La prévention de la réitération d'infractions. Cet objectif intègre la question de la dignité des personnes détenues ; il paraît en effet difficile de penser qu'une personne repoussée dans les retranchements de son humanité, qu'une personne humiliée de manière active ou passive par l'institution, n'aura pas accumulé suffisamment de haine pour se retourner contre la société qui a, si ce n'est généré, toléré cela. La surpopulation carcérale, des conditions de détention dégradées, ce sont des relations conflictuelles avec les personnels pénitentiaires, ce jusqu'aux violences.
C'est un accès très limité au travail pénitentiaire, aux dispositifs de formation, à l'enseignement en détention, à tous les dispositifs favorisant un renforcement du capital social, du capital humain, qui ancrent chacun.e d'entre nous dans la société, et participent activement à la prévention de la récidive.

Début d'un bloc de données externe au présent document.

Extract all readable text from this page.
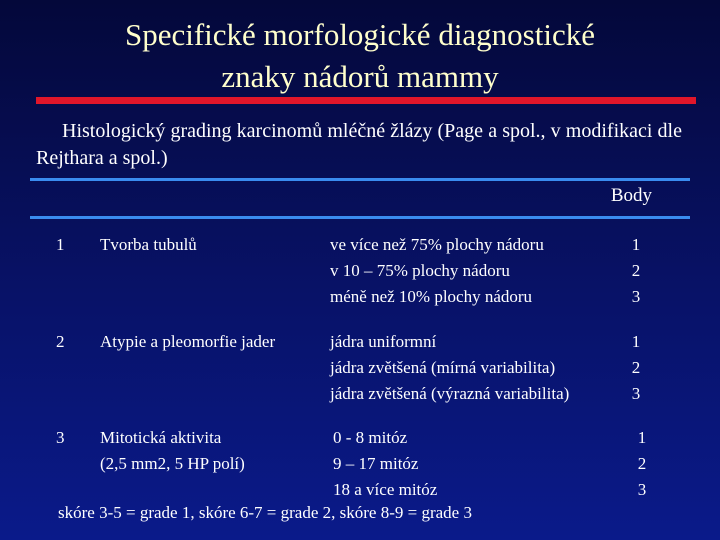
Specifické morfologické diagnostické
znaky nádorů mammy
Histologický grading karcinomů mléčné žlázy (Page a spol., v modifikaci dle Rejthara a spol.)
Body
1 Tvorba tubulů	ve více než 75% plochy nádoru
v 10 – 75% plochy nádoru
méně než 10% plochy nádoru
1
2
3
2 Atypie a pleomorfie jader	jádra uniformní
jádra zvětšená (mírná variabilita)
jádra zvětšená (výrazná variabilita)
1
2
3
3 Mitotická aktivita
(2,5 mm2, 5 HP polí)
0 - 8 mitóz
9 – 17 mitóz
18 a více mitóz
1
2
3
skóre 3-5 = grade 1, skóre 6-7 = grade 2, skóre 8-9 = grade 3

Ce sont des délais dramatiquement longs pour l'accompagnement médico-psychologique de personnes concernées par des problématiques addictives, ou autres troubles du comportement, à l'origine de nombreux passages à l'acte. C'est un temps bien trop faible consacré par les personnels pénitentiaires d'insertion et de probation à l'évaluation des situations individuelles, à l'élaboration d'une alliance de travail , à la co-construction de parcours d'exécution de peine et à l'accompagnement centré sur les besoins criminogènes et personnels, dans une démarche pluridisciplinaire, vers une sortie de la délinquance.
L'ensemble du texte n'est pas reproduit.